Top tips to teach a child how to ride a bike

Cycling at Nostell Priory and Parkland, West Yorkshire

The wind on your face, the butterflies in your tummy, the world rushing past in a blur. Speeding away on your bike for the first time is something you never forget. Like us our partners British Cycling and HSBC UK want as many children as possible to experience the excitement of exploring new places by bike. We've put our heads together to create a list of top tips to help your little one find their wheels.

Learning a new skill in a place full of colourful plants and wildlife is hard to beat. 

Help your little one find their wheels along quiet tree-lined paths and watch their confidence grow as they practise on acres of soft grass. Watch out for squirrels, ducks, butterflies and deer. 

A rite of passage

Jonathan Smith, cycle hire supervisor at the National Trust, said: 'It's vital for kids to learn to ride a bike, it gives them a sense of freedom, a sense of independence. It’s a real rite of passage and something every child should do before they’re about seven or eight.

‘If you’re cycling in a beautiful environment like Osterley Park. It’s nice to be surrounded by trees. We’ve even got cattle and horses on the farm around the outskirts of the park.’

Learning to ride is a great way of spending quality time as a family

Go on an adventure

Cycling with us is not only an adventure that the whole family can enjoy, it's also a safe way of exploring open countryside and getting some fresh air. Once your child is confident pedalling why not explore new places as a family? From quiet paths through ancient woodland to routes over open moorland, we look after a variety of cycling trails, which are free from traffic and pollution.

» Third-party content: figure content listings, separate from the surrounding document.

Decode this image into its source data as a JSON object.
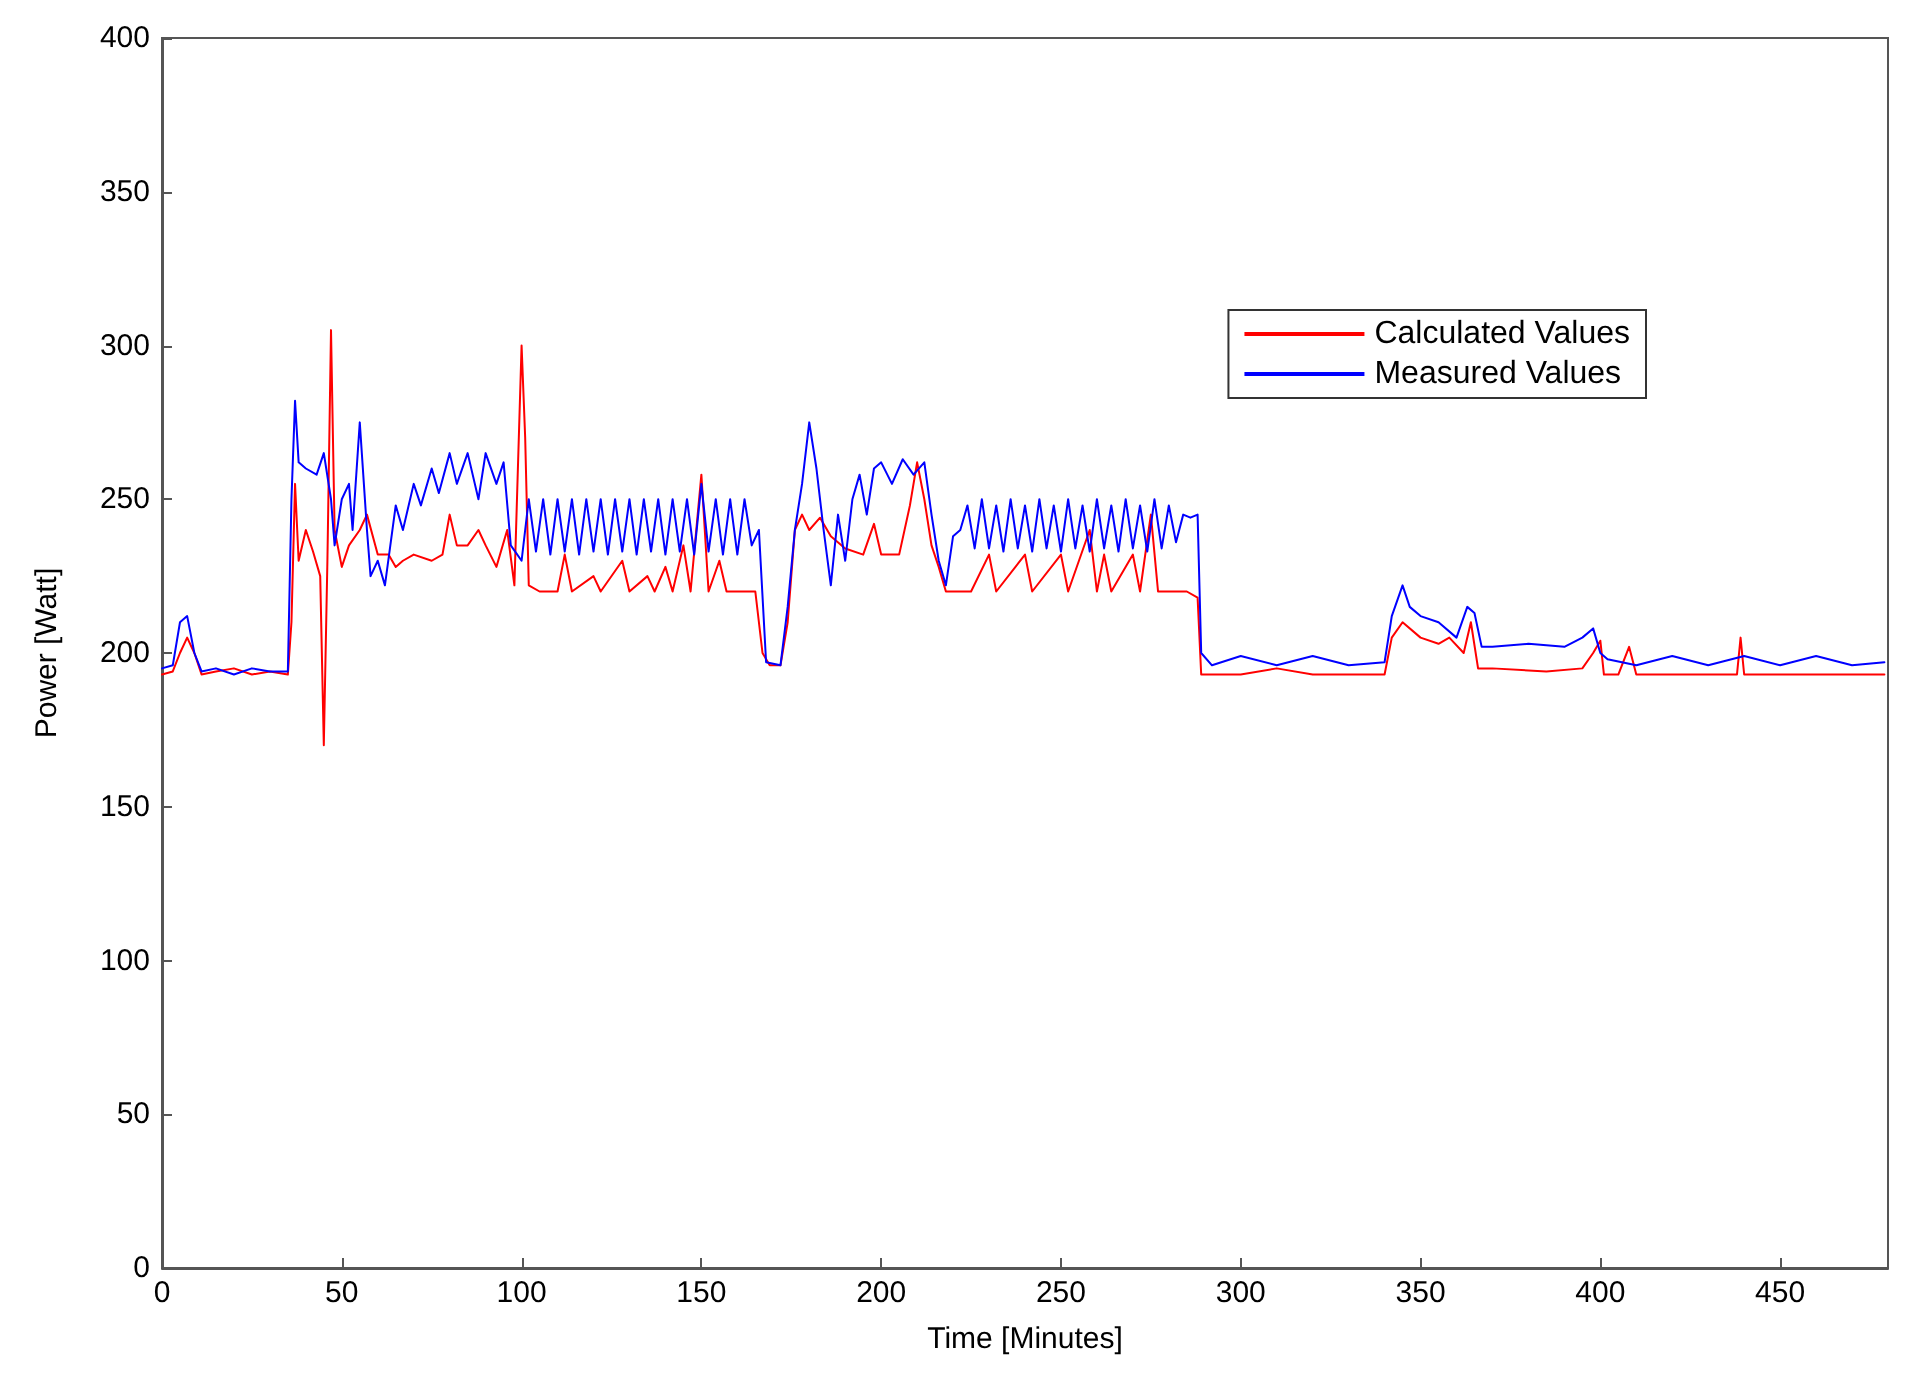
{
  "chart_data": {
    "type": "line",
    "xlabel": "Time [Minutes]",
    "ylabel": "Power [Watt]",
    "xlim": [
      0,
      480
    ],
    "xticks": [
      0,
      50,
      100,
      150,
      200,
      250,
      300,
      350,
      400,
      450
    ],
    "ylim": [
      0,
      400
    ],
    "yticks": [
      0,
      50,
      100,
      150,
      200,
      250,
      300,
      350,
      400
    ],
    "grid": false,
    "legend": "top right",
    "marker": "none",
    "line_style": "solid",
    "series": [
      {
        "name": "Calculated Values",
        "color": "#ff0000",
        "x": [
          0,
          3,
          5,
          7,
          9,
          11,
          15,
          20,
          25,
          30,
          35,
          36,
          37,
          38,
          40,
          42,
          44,
          45,
          46,
          47,
          48,
          50,
          52,
          55,
          57,
          60,
          63,
          65,
          67,
          70,
          75,
          78,
          80,
          82,
          85,
          88,
          90,
          93,
          96,
          98,
          100,
          101,
          102,
          105,
          110,
          112,
          114,
          120,
          122,
          128,
          130,
          135,
          137,
          140,
          142,
          145,
          147,
          150,
          152,
          155,
          157,
          165,
          167,
          169,
          172,
          174,
          176,
          178,
          180,
          183,
          186,
          190,
          195,
          198,
          200,
          205,
          208,
          210,
          212,
          214,
          216,
          218,
          225,
          230,
          232,
          240,
          242,
          250,
          252,
          258,
          260,
          262,
          264,
          270,
          272,
          275,
          277,
          285,
          288,
          289,
          300,
          310,
          320,
          330,
          340,
          342,
          345,
          350,
          355,
          358,
          362,
          364,
          366,
          370,
          385,
          395,
          398,
          400,
          401,
          405,
          408,
          410,
          438,
          439,
          440,
          479
        ],
        "values": [
          193,
          194,
          200,
          205,
          200,
          193,
          194,
          195,
          193,
          194,
          193,
          210,
          255,
          230,
          240,
          233,
          225,
          170,
          230,
          305,
          240,
          228,
          235,
          240,
          245,
          232,
          232,
          228,
          230,
          232,
          230,
          232,
          245,
          235,
          235,
          240,
          235,
          228,
          240,
          222,
          300,
          270,
          222,
          220,
          220,
          232,
          220,
          225,
          220,
          230,
          220,
          225,
          220,
          228,
          220,
          235,
          220,
          258,
          220,
          230,
          220,
          220,
          200,
          196,
          196,
          210,
          240,
          245,
          240,
          244,
          238,
          234,
          232,
          242,
          232,
          232,
          248,
          262,
          250,
          235,
          228,
          220,
          220,
          232,
          220,
          232,
          220,
          232,
          220,
          240,
          220,
          232,
          220,
          232,
          220,
          245,
          220,
          220,
          218,
          193,
          193,
          195,
          193,
          193,
          193,
          205,
          210,
          205,
          203,
          205,
          200,
          210,
          195,
          195,
          194,
          195,
          200,
          204,
          193,
          193,
          202,
          193,
          193,
          205,
          193,
          193
        ]
      },
      {
        "name": "Measured Values",
        "color": "#0000ff",
        "x": [
          0,
          3,
          5,
          7,
          9,
          11,
          15,
          20,
          25,
          30,
          35,
          36,
          37,
          38,
          40,
          43,
          45,
          47,
          48,
          50,
          52,
          53,
          55,
          57,
          58,
          60,
          62,
          65,
          67,
          70,
          72,
          75,
          77,
          80,
          82,
          85,
          88,
          90,
          93,
          95,
          97,
          100,
          102,
          104,
          106,
          108,
          110,
          112,
          114,
          116,
          118,
          120,
          122,
          124,
          126,
          128,
          130,
          132,
          134,
          136,
          138,
          140,
          142,
          144,
          146,
          148,
          150,
          152,
          154,
          156,
          158,
          160,
          162,
          164,
          166,
          168,
          172,
          174,
          176,
          178,
          180,
          182,
          184,
          186,
          188,
          190,
          192,
          194,
          196,
          198,
          200,
          203,
          206,
          209,
          212,
          214,
          216,
          218,
          220,
          222,
          224,
          226,
          228,
          230,
          232,
          234,
          236,
          238,
          240,
          242,
          244,
          246,
          248,
          250,
          252,
          254,
          256,
          258,
          260,
          262,
          264,
          266,
          268,
          270,
          272,
          274,
          276,
          278,
          280,
          282,
          284,
          286,
          288,
          289,
          292,
          300,
          310,
          320,
          330,
          340,
          342,
          345,
          347,
          350,
          355,
          360,
          363,
          365,
          367,
          370,
          380,
          390,
          395,
          398,
          400,
          402,
          410,
          420,
          430,
          440,
          450,
          460,
          470,
          479
        ],
        "values": [
          195,
          196,
          210,
          212,
          200,
          194,
          195,
          193,
          195,
          194,
          194,
          250,
          282,
          262,
          260,
          258,
          265,
          250,
          235,
          250,
          255,
          240,
          275,
          240,
          225,
          230,
          222,
          248,
          240,
          255,
          248,
          260,
          252,
          265,
          255,
          265,
          250,
          265,
          255,
          262,
          235,
          230,
          250,
          233,
          250,
          232,
          250,
          233,
          250,
          232,
          250,
          233,
          250,
          232,
          250,
          233,
          250,
          232,
          250,
          233,
          250,
          232,
          250,
          233,
          250,
          232,
          255,
          233,
          250,
          232,
          250,
          232,
          250,
          235,
          240,
          197,
          196,
          215,
          240,
          255,
          275,
          260,
          240,
          222,
          245,
          230,
          250,
          258,
          245,
          260,
          262,
          255,
          263,
          258,
          262,
          245,
          230,
          222,
          238,
          240,
          248,
          234,
          250,
          234,
          248,
          233,
          250,
          234,
          248,
          233,
          250,
          234,
          248,
          233,
          250,
          234,
          248,
          233,
          250,
          234,
          248,
          233,
          250,
          234,
          248,
          233,
          250,
          234,
          248,
          236,
          245,
          244,
          245,
          200,
          196,
          199,
          196,
          199,
          196,
          197,
          212,
          222,
          215,
          212,
          210,
          205,
          215,
          213,
          202,
          202,
          203,
          202,
          205,
          208,
          200,
          198,
          196,
          199,
          196,
          199,
          196,
          199,
          196,
          197
        ]
      }
    ]
  }
}
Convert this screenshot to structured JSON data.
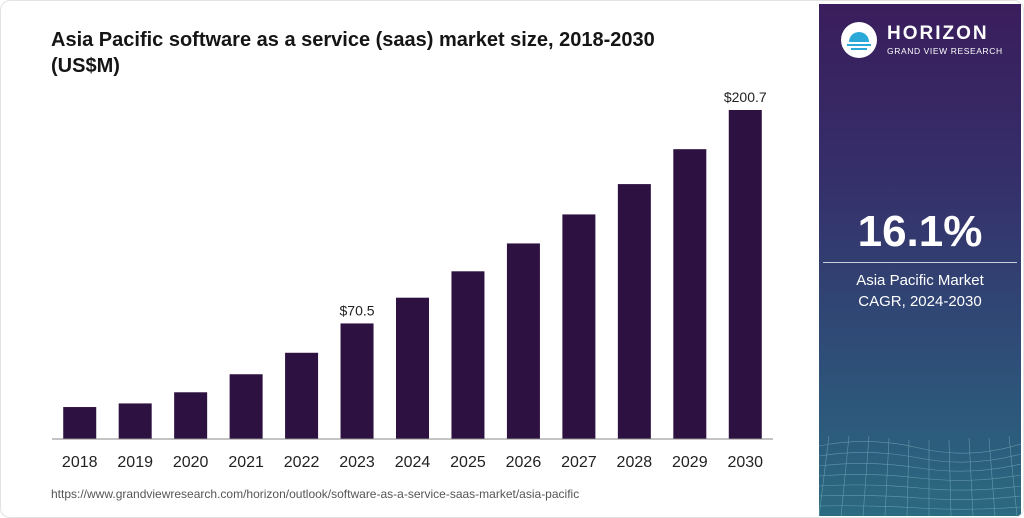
{
  "title": "Asia Pacific software as a service (saas) market size, 2018-2030 (US$M)",
  "source_url": "https://www.grandviewresearch.com/horizon/outlook/software-as-a-service-saas-market/asia-pacific",
  "sidebar": {
    "logo_name": "HORIZON",
    "logo_sub": "GRAND VIEW RESEARCH",
    "cagr_value": "16.1%",
    "cagr_label_line1": "Asia Pacific Market",
    "cagr_label_line2": "CAGR, 2024-2030"
  },
  "colors": {
    "bar": "#2d1141",
    "accent": "#2aa8d8"
  },
  "chart_data": {
    "type": "bar",
    "categories": [
      "2018",
      "2019",
      "2020",
      "2021",
      "2022",
      "2023",
      "2024",
      "2025",
      "2026",
      "2027",
      "2028",
      "2029",
      "2030"
    ],
    "values": [
      19.5,
      21.7,
      28.5,
      39.5,
      52.6,
      70.5,
      86.2,
      102.3,
      119.3,
      137.0,
      155.5,
      176.8,
      200.7
    ],
    "data_labels": {
      "2023": "$70.5",
      "2030": "$200.7"
    },
    "ylim": [
      0,
      200.7
    ]
  }
}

Top tips for learner cyclists

The experts from British Cycling have put together the following tips to make learning fun and worthwhile. This is part of HSBC UK and British Cycling’s mission to create a greener, fitter and healthier nation by getting more people to take up cycling. And their support means that many of the places we care for can offer bikes and equipment for hire. 

Try simple balance games before getting on the bike

Get back to basics

For young children who have never cycled before it’s useful to spend some time off the bike first. This stage is all about playing simple games to gain balance and the movements needed for riding. HSBC UK Ready Set Ride by British Cycling has loads of games to try, so check out the link at the bottom of the page.

Young rider on a balance bike

Try a balance bike

Once they’re ready a balance bike is a great introduction to cycling. The skills they’ll gain from scooting the bike along will help them to progress to a bike with pedals. Let them move and get used to the bike at a speed they feel comfortable with. Don’t forget some of the places we care for have balance bikes you can borrow for free.

A girl cycling in the park at Kingston Lacy, Dorset

Get pedalling

When your children are ready to start pedalling pick somewhere flat, open and on short grass. Avoid holding the saddle or the handlebars as this will make it harder for them to find their own balance. Instead, support them gently at the top of the back, cradling the bottom of their neck with one hand. Alternatively, you could hold them gently under the arms.


Learning to cycle at Osterley Park

We put British Cycling and HSBC UK's top tips to the test with learner cyclists at Osterley Park in west London. Watch how balance games, a supporting hand and a little bit of determination can improve the confidence and skills of new cyclists.

A family enjoying a cycle ride at Wimpole

Learn together

Have you never learned to ride a bike or are you a bit rusty after many years off the saddle? Why not brush up your skills with the kids? Not only do you get to spend quality time with the family, it can actually help the kids to learn more quickly.

Make sure your child is safe while cycling

Get ready to ride

Make sure your child’s bike and equipment are set up properly before they start cycling. A bike shop can help with this if you're not sure. If you’re worried about traffic then your local park can be a good place to start. Or why not visit one of the National Trust places with cycle-hire facilities? We offer a variety of bikes and other equipment for use on the traffic-free trails we look after.